Sherry Salway Black (Oglala Lakota) has worked for more than 40 years in American Indian issues at the American Indian Policy Review Commission; Indian Health Service, First Nations Development Institute, and with the National Congress of American Indians.
She currently serves as Board Vice President of the Johnson Scholarship Foundation, Prosperity Now (formerly CFED), and as chairperson for First Peoples Fund. She serves as a Trustee for the Native American Agriculture Fund. She also serves on the board of trustees for the National Indian Child Welfare Association and advisory committee for the National Congress of American Indians’ Policy Research Center. She has also served on: the board of directors for the Hitachi Foundation; the board of governors for Honoring Excellence in the Governance of Tribal Nations (Honoring Nations) of the Harvard Project on American Indian Economic Development; and the board of directors for the Council on Foundations where she was the treasurer and a member of the Executive, Finance and Investment, Membership, and Governance Committees.
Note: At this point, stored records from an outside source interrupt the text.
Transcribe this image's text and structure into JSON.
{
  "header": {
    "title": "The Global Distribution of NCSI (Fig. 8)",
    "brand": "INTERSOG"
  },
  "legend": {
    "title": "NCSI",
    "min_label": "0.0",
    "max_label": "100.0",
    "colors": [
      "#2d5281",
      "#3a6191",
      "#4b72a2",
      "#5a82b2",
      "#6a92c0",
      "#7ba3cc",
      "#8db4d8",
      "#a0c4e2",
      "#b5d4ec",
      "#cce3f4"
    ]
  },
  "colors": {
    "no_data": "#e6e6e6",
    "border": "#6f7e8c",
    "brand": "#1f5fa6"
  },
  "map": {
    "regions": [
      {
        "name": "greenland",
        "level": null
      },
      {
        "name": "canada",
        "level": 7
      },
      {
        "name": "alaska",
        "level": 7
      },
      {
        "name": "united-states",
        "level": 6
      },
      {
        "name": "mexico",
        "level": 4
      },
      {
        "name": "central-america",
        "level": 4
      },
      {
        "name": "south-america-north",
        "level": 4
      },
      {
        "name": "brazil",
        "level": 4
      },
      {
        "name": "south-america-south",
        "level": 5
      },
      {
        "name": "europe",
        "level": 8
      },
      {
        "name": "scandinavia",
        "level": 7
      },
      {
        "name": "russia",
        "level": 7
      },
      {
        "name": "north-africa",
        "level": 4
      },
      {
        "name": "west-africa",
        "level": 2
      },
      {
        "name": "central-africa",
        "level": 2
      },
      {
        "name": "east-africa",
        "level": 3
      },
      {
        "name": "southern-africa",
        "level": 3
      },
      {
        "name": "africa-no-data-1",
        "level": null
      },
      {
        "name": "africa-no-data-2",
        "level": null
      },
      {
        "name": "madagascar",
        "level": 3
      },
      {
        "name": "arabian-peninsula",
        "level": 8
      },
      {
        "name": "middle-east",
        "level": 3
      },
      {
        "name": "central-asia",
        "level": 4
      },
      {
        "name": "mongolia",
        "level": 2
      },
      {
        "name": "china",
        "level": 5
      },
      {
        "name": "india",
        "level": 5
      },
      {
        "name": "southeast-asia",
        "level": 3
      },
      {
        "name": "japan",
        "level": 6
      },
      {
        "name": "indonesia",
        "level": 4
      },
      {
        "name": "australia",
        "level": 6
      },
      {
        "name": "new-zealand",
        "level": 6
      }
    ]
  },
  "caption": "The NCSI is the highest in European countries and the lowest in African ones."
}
Other past board positions includes First Nations Development Institute and Oweesta Corporation, American Indian Business Leaders, Native Americans in Philanthropy, the Hopi Education Endowment Fund, Trillium Asset Management Corporation, and Women and Philanthropy.
She was appointed by President Obama in 2011 to the President’s Advisory Committee on Financial Capability and in 2013 to the President’s Advisory Committee on Financial Capability for Young Americans.
Ms. Black has a Master of Business Administration degree from the University of Pennsylvania and a Bachelor Degree from East Stroudsburg University where in 2013 she received the Distinguished Alumni Award. In 2016, Ms. Black received a Special Distinguished Leadership Award from the National Congress of American Indians.
She is Oglala Lakota and is originally from South Dakota. This November, Independent Sector will honor Sherry with the 2019 John W. Gardner Leadership Award in recognition of her precedent-setting work addressing Native causes.